10Le sens originaire du mot autopsie lié à l'acte de voir de ses propres yeux, coïncide ici avec le sens acquis par le mot dans la pratique médicale. Les conditions de réalisation de cette autopsie nous ramènent au sens premier et indiquent le témoignage collectif comme un mécanisme de contrôle. Il s'agit en ce cas d'un contrôle purement symbolique : à part les médecins et les chirurgiens présents, les spectateurs de l'autopsie peuvent seulement témoigner de l'exécution de l'acte, sans pouvoir juger ni de sa régularité, ni de son résultat.
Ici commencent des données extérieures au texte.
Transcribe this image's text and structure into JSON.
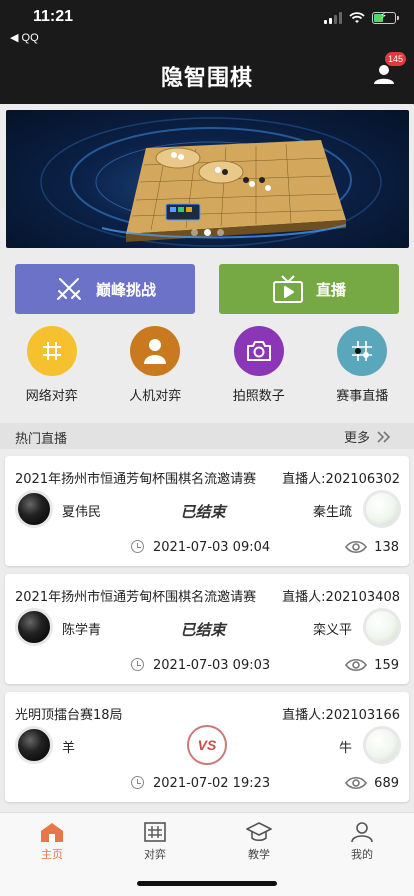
{
  "status_bar": {
    "time": "11:21",
    "back_app": "◀ QQ"
  },
  "header": {
    "logo": "隐智围棋",
    "notification_count": "145"
  },
  "banner": {
    "active_index": 1,
    "dot_count": 3
  },
  "actions": {
    "challenge_label": "巅峰挑战",
    "live_label": "直播"
  },
  "features": [
    {
      "label": "网络对弈",
      "icon": "grid-icon",
      "color": "#f5c12e"
    },
    {
      "label": "人机对弈",
      "icon": "person-icon",
      "color": "#c97a1e"
    },
    {
      "label": "拍照数子",
      "icon": "camera-icon",
      "color": "#8a36b7"
    },
    {
      "label": "赛事直播",
      "icon": "board-icon",
      "color": "#5aa7bb"
    }
  ],
  "hot_live": {
    "title": "热门直播",
    "more_label": "更多"
  },
  "games": [
    {
      "title": "2021年扬州市恒通芳甸杯围棋名流邀请赛",
      "host": "直播人:202106302",
      "black_player": "夏伟民",
      "white_player": "秦生疏",
      "status": "已结束",
      "time": "2021-07-03 09:04",
      "views": "138"
    },
    {
      "title": "2021年扬州市恒通芳甸杯围棋名流邀请赛",
      "host": "直播人:202103408",
      "black_player": "陈学青",
      "white_player": "栾义平",
      "status": "已结束",
      "time": "2021-07-03 09:03",
      "views": "159"
    },
    {
      "title": "光明顶擂台赛18局",
      "host": "直播人:202103166",
      "black_player": "羊",
      "white_player": "牛",
      "status": "VS",
      "time": "2021-07-02 19:23",
      "views": "689"
    }
  ],
  "tabs": [
    {
      "label": "主页",
      "active": true
    },
    {
      "label": "对弈",
      "active": false
    },
    {
      "label": "教学",
      "active": false
    },
    {
      "label": "我的",
      "active": false
    }
  ],
  "colors": {
    "accent": "#e8764a",
    "challenge": "#6b72c8",
    "live": "#76a844"
  }
}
On pourrait dire qu'ils regardent sans voir. Leur savoir n'est pas mis à l'épreuve, mais ils prouvent la force d'impact de l'opinion publique.
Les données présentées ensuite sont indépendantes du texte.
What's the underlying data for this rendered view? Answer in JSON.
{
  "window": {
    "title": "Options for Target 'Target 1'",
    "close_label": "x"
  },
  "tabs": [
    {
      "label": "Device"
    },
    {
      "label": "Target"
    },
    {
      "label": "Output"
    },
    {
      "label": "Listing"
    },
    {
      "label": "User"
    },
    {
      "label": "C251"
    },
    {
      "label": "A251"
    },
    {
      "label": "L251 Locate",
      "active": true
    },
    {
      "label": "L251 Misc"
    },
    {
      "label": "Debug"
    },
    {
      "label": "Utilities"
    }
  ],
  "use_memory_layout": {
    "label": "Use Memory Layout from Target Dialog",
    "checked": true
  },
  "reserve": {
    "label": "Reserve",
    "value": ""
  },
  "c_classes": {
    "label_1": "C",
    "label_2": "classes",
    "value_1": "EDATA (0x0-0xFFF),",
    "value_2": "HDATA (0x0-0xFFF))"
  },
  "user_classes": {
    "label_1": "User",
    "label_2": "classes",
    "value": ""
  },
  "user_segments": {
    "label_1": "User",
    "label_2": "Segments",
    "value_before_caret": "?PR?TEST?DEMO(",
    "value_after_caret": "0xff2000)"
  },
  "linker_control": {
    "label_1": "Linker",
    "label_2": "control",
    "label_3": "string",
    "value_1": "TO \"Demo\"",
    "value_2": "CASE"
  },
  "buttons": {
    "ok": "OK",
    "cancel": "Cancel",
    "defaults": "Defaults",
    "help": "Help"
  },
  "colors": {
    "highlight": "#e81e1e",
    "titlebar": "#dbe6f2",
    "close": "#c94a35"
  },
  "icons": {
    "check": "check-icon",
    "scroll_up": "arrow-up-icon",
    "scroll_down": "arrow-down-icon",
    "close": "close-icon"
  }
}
11C'est par rapport à ce peuple, représentant de la Nation, de la France en deuil, que le Journal se pose comme un plaidoyer apologétique. C'est une justification qui vise à modifier la réception d'un événement de la part d'un témoin direct de la maladie et de la mort, mais aussi témoin de sa propre action, dont il se fait l'avocat : le témoin et l'accusé coïncident. Le médecin accusé légitime par son témoignage le pouvoir médical et l'esprit de corporation de la catégorie et il affiche un certain mépris de l'opinion publique : « Je suis convaincu que le public est hors d'état de juger le traitement d'un simple rhume [...]. En conséquence je n'attache aucune importance à la rumeur publique. L'approbation de quelques hommes de l'art éclairés et droits me suffit : et s'il faut dire jusqu'au bout ce que je sens, avec la conviction de ma raison et le témoignage de ma conscience, je me passerais fort bien de toute approbation étrangère » (JM, 47). Que l'auteur du Journal sur le plan politique soit un modéré est un élément secondaire, parce que le texte est avant tout un écrit testimonial, rédigé à chaud, dans l'urgence.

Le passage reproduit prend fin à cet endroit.